Average using grouping value in another vector (numpy / Python)

I'd like to take the average of one vector based on grouping information in another vector. The two vectors are the same length. I've created a minimal example below based on averaging predictions for each user. How do I do that in NumPy?
>>> pred
[ 0.99 0.23 0.11 0.64 0.45 0.55 0.76 0.72 0.97 ]
>>> users
['User2' 'User3' 'User2' 'User3' 'User0' 'User1' 'User4' 'User4' 'User4']
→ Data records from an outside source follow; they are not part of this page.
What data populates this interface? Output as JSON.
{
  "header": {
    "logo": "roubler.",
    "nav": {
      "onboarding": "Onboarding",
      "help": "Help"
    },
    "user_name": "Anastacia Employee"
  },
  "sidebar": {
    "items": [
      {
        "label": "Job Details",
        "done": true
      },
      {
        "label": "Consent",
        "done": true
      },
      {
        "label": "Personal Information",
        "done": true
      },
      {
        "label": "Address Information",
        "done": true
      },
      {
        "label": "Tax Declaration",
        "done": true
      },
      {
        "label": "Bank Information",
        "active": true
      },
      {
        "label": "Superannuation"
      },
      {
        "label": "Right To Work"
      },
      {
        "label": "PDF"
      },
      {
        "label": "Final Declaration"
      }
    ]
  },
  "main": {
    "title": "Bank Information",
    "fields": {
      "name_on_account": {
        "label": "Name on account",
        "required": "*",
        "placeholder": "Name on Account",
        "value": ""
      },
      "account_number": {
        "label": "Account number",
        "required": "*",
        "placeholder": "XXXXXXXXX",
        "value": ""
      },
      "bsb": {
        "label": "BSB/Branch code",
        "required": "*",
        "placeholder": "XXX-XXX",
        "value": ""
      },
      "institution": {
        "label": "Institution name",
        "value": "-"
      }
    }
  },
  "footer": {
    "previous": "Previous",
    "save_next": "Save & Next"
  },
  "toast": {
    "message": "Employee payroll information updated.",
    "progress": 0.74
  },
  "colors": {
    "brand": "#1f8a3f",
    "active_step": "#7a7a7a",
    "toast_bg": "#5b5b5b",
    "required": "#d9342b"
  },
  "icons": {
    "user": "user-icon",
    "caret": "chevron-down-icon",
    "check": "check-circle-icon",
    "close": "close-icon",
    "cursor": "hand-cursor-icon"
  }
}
A 'pure numpy' solution might use a combination of np.unique and np.bincount:
import numpy as np
pred = [0.99, 0.23, 0.11, 0.64, 0.45, 0.55, 0.76, 0.72, 0.97]
users = ['User2', 'User3', 'User2', 'User3', 'User0', 'User1', 'User4',
'User4', 'User4']
# assign integer indices to each unique user name, and get the total
# number of occurrences for each name
unames, idx, counts = np.unique(users, return_inverse=True, return_counts=True)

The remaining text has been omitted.